How to Eat Healthy When Traveling
Tips for finding healthy options in convenience stores, airports, fast food restaurants, and strange cities
Lola writes with a question about eating healthy on the road. “I travel at least two days a week,” she writes, “which leads to countless fast-food and airport meals. Do you have any advice for travelers?”
How to Eat Healthy When Traveling
Eating healthy when you’re at home can be challenging enough. Sticking to your good habits when you’re traveling can be even tougher. But there’s no need to arrive home from your trip with a junk food hangover. Here are four tips to help you stick to your healthy eating habits when traveling.
Healthy Eating Tip #1: Take Healthy Snacks with You
Whenever possible, arm yourself with healthy snacks for the car or plane so that you’re not stuck with the limited offerings available at gas stations and airports. If you’re traveling with a cooler, stock it with plain yogurt, hard-boiled eggs, string cheese, fruit, cut-up vegetables, and hummus. Dried fruit, nuts, sunflower seeds, or trail mix travel well without refrigeration—and you’ll usually find a good selection of that sort of thing at the airport newsstand if you don’t have time to shop before you leave.
Healthy Eating Tip #2: Hold Out for the Healthy Options
Healthier options such as salads, grilled sandwiches, veggie or black bean burgers, yogurt, and fresh fruit are also starting to show up at most of the fast food restaurants—and the quality is pretty consistent. Most fast food restaurants now have brochures readily available on the counter that detail the nutritional information of the various menu items. These materials make it much easier to zero in on the better choices.
Or, download a copy of the Stop & Go Guide to Fast Food, which lists menu items for 70 different fast food joints, color coded red, yellow, or green to help you quickly identify the lesser of two (or more) evils. Nutritional details are also included. You can buy a print version of the booklet for seven dollars, or download a pdf for free. When vetting the calorie counts on fast food items, be sure to pay attention to extras like cheese, sour cream, or guacamole.

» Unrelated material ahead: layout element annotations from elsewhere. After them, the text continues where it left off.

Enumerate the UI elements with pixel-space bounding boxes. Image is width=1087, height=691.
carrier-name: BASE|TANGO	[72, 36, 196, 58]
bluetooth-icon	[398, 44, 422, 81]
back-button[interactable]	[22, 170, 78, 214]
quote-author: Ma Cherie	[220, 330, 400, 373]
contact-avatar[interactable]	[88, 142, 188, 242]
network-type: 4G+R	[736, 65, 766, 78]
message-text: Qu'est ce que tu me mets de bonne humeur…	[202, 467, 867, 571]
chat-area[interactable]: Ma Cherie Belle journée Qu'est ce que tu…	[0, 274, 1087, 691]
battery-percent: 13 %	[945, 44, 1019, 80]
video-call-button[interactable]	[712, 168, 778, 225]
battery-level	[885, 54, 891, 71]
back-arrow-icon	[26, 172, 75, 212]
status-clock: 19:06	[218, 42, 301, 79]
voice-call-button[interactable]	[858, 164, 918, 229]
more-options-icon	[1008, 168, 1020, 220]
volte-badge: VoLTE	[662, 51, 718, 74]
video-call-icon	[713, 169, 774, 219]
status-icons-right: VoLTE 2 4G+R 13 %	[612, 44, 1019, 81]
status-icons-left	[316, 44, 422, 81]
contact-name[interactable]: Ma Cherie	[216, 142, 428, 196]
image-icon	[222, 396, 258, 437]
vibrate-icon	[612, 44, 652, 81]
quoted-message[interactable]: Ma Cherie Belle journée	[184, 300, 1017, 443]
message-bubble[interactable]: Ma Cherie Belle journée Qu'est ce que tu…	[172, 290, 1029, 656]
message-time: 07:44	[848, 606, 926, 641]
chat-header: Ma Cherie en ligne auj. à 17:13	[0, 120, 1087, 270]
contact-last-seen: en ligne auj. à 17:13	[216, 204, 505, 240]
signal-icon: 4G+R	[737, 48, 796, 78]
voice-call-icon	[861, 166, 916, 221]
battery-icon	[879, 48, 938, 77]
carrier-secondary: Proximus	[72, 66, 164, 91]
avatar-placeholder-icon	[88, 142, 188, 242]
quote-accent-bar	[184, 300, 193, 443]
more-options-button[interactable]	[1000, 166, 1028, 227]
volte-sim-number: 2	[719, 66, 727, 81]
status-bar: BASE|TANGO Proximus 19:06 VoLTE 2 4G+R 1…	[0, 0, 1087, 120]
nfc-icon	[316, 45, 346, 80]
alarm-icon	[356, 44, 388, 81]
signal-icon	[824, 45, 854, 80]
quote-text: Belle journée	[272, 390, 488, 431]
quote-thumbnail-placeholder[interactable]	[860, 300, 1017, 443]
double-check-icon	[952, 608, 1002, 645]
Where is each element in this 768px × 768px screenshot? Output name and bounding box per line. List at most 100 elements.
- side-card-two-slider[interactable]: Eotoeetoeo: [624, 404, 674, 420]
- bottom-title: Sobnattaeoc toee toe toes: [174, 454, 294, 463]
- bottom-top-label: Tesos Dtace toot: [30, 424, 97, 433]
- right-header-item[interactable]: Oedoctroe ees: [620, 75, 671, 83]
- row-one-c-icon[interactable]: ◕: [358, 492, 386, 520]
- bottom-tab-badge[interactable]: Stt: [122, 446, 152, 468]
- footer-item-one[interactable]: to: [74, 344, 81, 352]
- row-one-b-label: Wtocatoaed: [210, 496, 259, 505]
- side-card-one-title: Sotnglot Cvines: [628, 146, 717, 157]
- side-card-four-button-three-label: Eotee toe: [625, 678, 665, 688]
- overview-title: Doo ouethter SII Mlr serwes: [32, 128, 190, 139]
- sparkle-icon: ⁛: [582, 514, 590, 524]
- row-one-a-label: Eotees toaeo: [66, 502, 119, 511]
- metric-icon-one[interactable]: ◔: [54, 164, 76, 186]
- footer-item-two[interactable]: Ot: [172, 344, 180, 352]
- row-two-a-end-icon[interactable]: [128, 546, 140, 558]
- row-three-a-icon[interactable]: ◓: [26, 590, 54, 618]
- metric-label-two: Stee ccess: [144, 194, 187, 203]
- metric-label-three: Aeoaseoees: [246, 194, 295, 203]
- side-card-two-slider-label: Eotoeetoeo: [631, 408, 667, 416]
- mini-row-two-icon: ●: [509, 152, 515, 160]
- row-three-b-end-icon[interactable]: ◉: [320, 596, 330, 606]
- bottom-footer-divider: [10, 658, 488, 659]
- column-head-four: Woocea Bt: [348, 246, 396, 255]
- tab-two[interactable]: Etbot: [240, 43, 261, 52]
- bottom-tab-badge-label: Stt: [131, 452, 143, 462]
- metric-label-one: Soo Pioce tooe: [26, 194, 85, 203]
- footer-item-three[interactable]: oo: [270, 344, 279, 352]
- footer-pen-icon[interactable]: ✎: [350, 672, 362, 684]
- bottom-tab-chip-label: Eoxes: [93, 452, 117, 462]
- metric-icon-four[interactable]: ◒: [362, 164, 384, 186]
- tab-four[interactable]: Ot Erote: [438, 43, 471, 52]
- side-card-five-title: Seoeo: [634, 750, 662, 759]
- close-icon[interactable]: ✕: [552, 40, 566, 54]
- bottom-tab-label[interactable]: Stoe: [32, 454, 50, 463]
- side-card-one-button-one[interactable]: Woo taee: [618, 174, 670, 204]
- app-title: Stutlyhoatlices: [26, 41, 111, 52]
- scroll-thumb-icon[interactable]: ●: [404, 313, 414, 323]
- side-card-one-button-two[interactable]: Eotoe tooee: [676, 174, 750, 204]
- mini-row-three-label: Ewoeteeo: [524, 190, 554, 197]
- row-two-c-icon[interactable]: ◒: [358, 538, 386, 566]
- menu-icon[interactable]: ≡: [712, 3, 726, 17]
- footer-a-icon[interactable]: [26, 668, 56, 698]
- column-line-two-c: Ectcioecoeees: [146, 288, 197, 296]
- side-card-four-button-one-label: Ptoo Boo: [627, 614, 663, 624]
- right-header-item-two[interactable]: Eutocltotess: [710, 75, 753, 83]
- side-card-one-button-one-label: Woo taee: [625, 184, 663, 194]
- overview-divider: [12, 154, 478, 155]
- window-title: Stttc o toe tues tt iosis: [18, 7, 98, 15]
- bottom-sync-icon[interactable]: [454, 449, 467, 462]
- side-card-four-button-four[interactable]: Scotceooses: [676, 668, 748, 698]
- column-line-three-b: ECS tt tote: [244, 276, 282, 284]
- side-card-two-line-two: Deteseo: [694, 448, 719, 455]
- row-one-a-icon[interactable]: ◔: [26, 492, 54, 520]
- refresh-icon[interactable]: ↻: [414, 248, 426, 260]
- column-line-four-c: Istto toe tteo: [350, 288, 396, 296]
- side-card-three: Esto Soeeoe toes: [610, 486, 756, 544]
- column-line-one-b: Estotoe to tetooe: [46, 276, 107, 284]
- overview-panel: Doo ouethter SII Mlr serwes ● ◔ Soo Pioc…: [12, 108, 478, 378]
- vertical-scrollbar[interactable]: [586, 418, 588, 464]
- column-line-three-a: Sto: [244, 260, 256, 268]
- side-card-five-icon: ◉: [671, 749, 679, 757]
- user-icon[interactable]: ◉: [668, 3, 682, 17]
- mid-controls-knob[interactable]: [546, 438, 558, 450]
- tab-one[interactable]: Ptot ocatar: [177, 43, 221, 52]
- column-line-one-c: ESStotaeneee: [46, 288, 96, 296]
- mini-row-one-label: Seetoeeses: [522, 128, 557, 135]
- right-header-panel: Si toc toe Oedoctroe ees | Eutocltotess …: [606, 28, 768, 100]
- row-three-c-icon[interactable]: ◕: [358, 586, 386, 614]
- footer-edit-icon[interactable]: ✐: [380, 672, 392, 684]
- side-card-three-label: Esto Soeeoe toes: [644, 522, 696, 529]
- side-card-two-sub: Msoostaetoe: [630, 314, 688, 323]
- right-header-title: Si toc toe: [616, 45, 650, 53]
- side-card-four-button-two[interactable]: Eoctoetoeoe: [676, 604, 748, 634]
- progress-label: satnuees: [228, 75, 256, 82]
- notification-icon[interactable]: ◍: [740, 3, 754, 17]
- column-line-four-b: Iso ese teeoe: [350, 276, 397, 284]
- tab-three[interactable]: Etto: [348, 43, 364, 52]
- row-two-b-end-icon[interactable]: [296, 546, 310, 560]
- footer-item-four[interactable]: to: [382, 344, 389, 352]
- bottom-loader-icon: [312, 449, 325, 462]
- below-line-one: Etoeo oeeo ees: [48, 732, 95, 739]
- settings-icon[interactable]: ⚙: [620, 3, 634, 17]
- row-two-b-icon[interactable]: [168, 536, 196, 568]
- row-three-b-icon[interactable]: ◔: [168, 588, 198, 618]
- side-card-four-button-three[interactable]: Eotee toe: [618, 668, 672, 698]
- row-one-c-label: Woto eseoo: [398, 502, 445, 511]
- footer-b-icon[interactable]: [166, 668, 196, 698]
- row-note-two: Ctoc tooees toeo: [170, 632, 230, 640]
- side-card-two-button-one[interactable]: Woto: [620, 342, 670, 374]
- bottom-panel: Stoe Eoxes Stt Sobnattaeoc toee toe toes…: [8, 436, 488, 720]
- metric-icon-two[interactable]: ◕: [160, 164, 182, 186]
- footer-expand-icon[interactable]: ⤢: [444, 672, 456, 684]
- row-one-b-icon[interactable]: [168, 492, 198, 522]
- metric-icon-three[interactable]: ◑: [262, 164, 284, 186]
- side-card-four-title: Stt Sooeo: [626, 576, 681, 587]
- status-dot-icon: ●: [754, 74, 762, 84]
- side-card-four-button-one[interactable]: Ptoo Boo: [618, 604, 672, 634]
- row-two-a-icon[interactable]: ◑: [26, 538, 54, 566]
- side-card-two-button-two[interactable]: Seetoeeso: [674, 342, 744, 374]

Believe it or not, it’s also gotten a little easier to find healthy options at rest stops and gas station convenience stores. Of course, you’ll still have to walk through the acres of Funyuns and Krispy Kreme donuts. But check the coolers at the back of the store and you’re also likely to find things like cottage cheese, hard-boiled eggs, raw carrots and hummus, and tomato juice.
Healthy Eating Tip #3: Technology is Your Friend
Although most big corporate chain restaurants now provide nutrition information, independently owned restaurants usually don’t. And part of the fun of traveling is finding those one-of-a-kind places that you can’t find back home.
If you have some time before you leave home, check out Healthy Dining Finder. The website currently lists healthy menu options from tens of thousands of restaurants around the U.S.–including lots of independently owned and fine dining establishments. Nutrition professionals review and analyze menus according to criteria posted on the Healthy Dining Finder website, where you can search the database by location as well as price.
The Best Healthy Eating Apps
If you have a smart phone, there are lots of apps that can help you locate healthy eating options. One of my favorites is an app called Good Food Near You. For my vegetarian, vegan, and gluten-free listeners, check the app store for iVegetarian, Vegan Steven, and Gluten Freed, apps that will help you find restaurants and markets that cater to your needs and preferences. If you have other favorite healthy dining apps that I haven’t mentioned, be sure to add them to the comments below or post them on the Nutrition Diva Facebook page.
Healthy Eating Tip #4: Stick to Your Usual Habits
Finally, once you’re at your destination, try to stick to your usual eating habits as much as possible. If your hotel room has a small fridge, for example, stop at a grocery store and pick up whatever you usually eat for breakfast. Starting the day with your usual yogurt or high-fiber cereal rather than the Grand-Slam pancake breakfast will help set the tone for the rest of the day. Eating some yogurt every day when traveling can also help you avoid irregularity, which certainly takes a little of the fun out of traveling.